El
Eneagrama es la
herramienta. Reaparece como un regalo para estos tiempos, como el instrumento
que responde a las necesidades de evolución y expansión de la conciencia del
hombre de hoy. El Eneagrama se masifica, sale del círculo excluyente de unos
pocos al campo abierto del común de los mortales
Para
ayudarnos a:
o
Conocernos
y conocer a los demás.
o
Mostrar
caminos personalizados de crecimiento.
o
Hacer
diagnósticos precisos para propiciar cambios efectivos.
o
Entender
que somos seres en evolución, “somos un llegar a ser”. Que la personalidad,
dentro de la singularidad de su configuración, no es estática sino que
evoluciona en el tiempo y oscila constantemente dependiendo del ritmo, el deseo
y la conciencia individual del momento.
o
Saber
que las limitaciones del Ego pueden ser trascendidas gracias a la inagotabilidad
de la Esencia. Que en la dirección integradora se logra sumar atributos y
habilidades para una personalidad psicológicamente estable, exponente de las
cualidades superiores de la Esencia para avanzar hacia una vida plena,
gratificante y segura.
o
Aprender
a discernir entre lo que las apariencias nos sugieren que somos y lo que
realmente somos.
o
Entender
la Trinidad y Unicidad humana: los tres niveles de realidad que se integran e
interactúan en la persona: Ego, Esencia y Conciencia y el Uno que los integra.

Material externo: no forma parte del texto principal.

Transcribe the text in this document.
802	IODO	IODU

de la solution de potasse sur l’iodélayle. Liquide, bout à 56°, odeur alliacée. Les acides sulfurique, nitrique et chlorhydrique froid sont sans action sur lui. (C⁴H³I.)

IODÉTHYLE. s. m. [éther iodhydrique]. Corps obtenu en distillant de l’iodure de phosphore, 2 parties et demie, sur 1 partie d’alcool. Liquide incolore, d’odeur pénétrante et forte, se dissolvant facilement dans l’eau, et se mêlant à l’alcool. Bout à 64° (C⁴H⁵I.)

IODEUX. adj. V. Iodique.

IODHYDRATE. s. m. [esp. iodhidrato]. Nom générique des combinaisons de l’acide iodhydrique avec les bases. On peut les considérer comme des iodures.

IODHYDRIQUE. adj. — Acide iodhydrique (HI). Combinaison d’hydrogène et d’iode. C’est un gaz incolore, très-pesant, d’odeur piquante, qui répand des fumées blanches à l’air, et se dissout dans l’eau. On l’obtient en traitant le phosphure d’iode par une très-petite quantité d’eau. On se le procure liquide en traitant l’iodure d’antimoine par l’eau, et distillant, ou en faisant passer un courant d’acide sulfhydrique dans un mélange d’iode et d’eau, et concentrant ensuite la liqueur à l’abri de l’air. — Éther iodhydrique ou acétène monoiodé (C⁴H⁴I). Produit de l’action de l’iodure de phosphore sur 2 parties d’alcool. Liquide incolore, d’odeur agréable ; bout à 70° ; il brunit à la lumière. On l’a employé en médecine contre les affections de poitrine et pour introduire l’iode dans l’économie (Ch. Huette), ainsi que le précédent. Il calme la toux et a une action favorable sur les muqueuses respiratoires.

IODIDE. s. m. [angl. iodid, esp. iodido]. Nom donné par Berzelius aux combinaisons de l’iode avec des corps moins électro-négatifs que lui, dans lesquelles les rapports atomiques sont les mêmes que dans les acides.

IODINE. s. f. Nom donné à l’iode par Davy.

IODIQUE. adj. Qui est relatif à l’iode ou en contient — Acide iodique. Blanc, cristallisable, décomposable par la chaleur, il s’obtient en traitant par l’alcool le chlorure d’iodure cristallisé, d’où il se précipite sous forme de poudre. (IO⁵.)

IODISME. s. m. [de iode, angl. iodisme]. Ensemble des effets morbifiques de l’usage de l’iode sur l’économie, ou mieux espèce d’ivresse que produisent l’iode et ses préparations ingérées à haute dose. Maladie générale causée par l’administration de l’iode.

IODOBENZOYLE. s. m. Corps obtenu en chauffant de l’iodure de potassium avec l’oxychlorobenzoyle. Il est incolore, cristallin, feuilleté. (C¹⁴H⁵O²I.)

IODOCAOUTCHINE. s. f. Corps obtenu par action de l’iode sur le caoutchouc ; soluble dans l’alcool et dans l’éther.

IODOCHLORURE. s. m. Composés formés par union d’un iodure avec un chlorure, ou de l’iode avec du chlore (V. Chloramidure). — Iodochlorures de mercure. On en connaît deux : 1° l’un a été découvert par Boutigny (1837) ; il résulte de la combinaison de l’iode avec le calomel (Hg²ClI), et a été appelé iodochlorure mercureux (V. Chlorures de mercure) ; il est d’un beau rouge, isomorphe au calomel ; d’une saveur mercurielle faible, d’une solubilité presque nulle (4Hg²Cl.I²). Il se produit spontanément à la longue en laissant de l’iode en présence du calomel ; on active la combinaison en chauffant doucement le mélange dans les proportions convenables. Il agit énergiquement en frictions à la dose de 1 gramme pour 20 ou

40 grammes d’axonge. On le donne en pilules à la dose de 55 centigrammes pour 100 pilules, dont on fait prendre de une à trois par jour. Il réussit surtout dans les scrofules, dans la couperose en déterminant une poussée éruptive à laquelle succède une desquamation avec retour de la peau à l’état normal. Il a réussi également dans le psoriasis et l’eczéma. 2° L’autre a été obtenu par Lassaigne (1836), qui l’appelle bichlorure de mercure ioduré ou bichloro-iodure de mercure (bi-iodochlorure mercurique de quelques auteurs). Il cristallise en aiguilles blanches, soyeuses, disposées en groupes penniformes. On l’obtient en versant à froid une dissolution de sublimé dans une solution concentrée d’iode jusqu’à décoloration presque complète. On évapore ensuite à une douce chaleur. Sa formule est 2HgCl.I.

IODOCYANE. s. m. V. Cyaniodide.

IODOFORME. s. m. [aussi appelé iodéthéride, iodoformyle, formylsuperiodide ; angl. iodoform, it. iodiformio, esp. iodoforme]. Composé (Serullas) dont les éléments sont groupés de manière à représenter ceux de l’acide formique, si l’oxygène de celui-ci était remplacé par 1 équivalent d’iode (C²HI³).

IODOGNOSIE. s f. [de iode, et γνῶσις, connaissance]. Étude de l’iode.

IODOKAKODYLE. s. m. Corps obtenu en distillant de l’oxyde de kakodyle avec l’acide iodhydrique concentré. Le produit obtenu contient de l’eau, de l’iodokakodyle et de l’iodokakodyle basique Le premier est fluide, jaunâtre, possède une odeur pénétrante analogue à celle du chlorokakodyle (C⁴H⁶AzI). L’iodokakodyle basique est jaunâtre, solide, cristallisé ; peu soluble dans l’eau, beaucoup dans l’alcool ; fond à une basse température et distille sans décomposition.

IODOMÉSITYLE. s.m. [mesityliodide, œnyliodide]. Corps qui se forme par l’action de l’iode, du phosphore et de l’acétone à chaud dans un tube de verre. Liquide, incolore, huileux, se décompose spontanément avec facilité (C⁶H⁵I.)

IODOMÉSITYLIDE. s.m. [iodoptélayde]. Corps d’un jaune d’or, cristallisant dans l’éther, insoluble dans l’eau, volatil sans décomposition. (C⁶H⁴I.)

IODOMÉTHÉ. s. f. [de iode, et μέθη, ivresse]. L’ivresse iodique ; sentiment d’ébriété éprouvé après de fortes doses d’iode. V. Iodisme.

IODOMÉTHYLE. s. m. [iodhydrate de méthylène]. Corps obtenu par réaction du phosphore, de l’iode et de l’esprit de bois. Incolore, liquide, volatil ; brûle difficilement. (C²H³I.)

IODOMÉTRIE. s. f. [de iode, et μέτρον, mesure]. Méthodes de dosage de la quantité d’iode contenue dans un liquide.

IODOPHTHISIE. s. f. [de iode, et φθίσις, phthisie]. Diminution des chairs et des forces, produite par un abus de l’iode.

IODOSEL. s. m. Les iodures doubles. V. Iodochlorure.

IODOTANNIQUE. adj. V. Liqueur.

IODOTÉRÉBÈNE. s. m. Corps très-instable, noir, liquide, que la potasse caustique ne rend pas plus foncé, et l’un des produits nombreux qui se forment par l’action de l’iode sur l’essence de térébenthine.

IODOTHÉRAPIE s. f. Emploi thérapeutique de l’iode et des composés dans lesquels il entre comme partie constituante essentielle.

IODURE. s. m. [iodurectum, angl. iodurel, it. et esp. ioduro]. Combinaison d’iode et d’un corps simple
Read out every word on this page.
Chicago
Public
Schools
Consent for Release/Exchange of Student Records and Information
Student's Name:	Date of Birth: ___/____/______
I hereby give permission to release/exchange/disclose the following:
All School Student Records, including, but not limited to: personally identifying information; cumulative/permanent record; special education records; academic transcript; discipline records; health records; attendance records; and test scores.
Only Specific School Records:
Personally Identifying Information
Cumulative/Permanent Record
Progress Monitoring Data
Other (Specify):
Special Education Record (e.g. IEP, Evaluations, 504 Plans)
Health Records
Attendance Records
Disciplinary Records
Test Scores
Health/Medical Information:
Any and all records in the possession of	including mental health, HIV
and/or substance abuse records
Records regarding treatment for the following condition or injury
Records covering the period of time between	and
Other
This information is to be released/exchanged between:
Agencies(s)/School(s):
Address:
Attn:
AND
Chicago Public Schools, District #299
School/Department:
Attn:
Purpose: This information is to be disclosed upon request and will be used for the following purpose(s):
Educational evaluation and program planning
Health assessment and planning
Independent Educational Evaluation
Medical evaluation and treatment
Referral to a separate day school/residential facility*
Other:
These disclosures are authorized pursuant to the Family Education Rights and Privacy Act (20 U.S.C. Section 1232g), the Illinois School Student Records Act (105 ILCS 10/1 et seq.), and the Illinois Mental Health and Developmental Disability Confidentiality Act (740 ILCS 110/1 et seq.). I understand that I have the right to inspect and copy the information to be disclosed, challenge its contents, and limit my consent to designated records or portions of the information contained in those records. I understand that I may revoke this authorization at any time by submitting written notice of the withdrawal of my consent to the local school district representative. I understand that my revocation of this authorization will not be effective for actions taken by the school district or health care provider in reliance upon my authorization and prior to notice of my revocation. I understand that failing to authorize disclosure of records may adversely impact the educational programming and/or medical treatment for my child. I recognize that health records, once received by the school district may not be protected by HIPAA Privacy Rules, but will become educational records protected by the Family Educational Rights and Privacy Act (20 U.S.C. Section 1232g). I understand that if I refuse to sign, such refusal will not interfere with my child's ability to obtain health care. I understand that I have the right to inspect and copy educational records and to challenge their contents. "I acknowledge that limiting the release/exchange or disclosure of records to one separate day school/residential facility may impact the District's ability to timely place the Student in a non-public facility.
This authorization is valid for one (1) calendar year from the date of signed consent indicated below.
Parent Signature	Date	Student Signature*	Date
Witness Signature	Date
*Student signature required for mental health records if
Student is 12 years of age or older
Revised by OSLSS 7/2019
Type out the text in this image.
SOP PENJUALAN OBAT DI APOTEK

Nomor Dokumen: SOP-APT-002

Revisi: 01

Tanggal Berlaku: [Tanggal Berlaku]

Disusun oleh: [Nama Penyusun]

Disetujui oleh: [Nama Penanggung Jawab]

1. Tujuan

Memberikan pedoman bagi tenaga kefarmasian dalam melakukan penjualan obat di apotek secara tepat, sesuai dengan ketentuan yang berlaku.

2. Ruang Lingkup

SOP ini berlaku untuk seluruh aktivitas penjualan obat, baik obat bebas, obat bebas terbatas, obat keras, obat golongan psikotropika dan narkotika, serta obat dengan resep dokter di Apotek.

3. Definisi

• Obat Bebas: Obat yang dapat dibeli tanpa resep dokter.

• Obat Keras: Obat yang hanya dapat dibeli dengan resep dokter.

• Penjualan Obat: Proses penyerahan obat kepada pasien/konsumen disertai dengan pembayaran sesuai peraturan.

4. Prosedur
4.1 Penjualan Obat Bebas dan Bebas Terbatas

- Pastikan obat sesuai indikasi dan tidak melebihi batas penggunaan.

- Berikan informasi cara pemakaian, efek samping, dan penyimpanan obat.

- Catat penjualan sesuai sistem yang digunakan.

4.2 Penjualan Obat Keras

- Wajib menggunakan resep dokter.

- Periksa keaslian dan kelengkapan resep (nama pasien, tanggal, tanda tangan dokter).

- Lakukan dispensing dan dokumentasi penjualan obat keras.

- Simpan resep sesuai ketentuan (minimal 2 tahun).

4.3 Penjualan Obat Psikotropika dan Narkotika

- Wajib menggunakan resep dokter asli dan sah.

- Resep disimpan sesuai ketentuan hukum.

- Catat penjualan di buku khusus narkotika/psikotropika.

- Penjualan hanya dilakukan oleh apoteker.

En otras palabras: Cuerpo, Espíritu y Alma y el Todo que incluye los tres.
o
Entender
que la Esencia, es la expresión del Espíritu en la materia. Es Presencia
Divina, Fuente de Vida. Es lo que realmente somos, es el contenido, es la Vida
del cuerpo, el Ser que conecta, une y transforma, es el alimento del Alma.
o
Entender
que el ego es el lugar de experiencia de la Esencia, es el contenedor, es el
objeto a transformar. Luego nada podría hacer la Una sin el otro
o
Comprender
cómo se forma y acrecienta la Conciencia gracias a la interacción de la
Esencia con el ego, que no es otra cosa que la encarnación del Espíritu en la
Materia.
o
Entender
que la transformación no ocurre por la acción de factores externos sino desde
el interior profundo en la medida en que el ego decida conectarse y alinearse
con su propio centro, la Esencia, y se deje fluir por ella.
o
Tomar
conciencia de nuestra identidad de seres espirituales.
o
Entender
que todavía vivimos sumidos en la ilusión del sueño y por qué necesitamos
despertar urgentemente.
o
Comprender
que la espiritualidad es tal cuando se basa en una personalidad integrada en
equilibrio, imposible de vivirla con una personalidad desintegrada.
o
Reconocer
que, en último término, podemos “llegar a ser libres”: libres de la
esclavitud de los instintos, las pasiones y las fijaciones mentales; libres para
unirnos a nuestro Ser Esencial, a los demás y a Dios.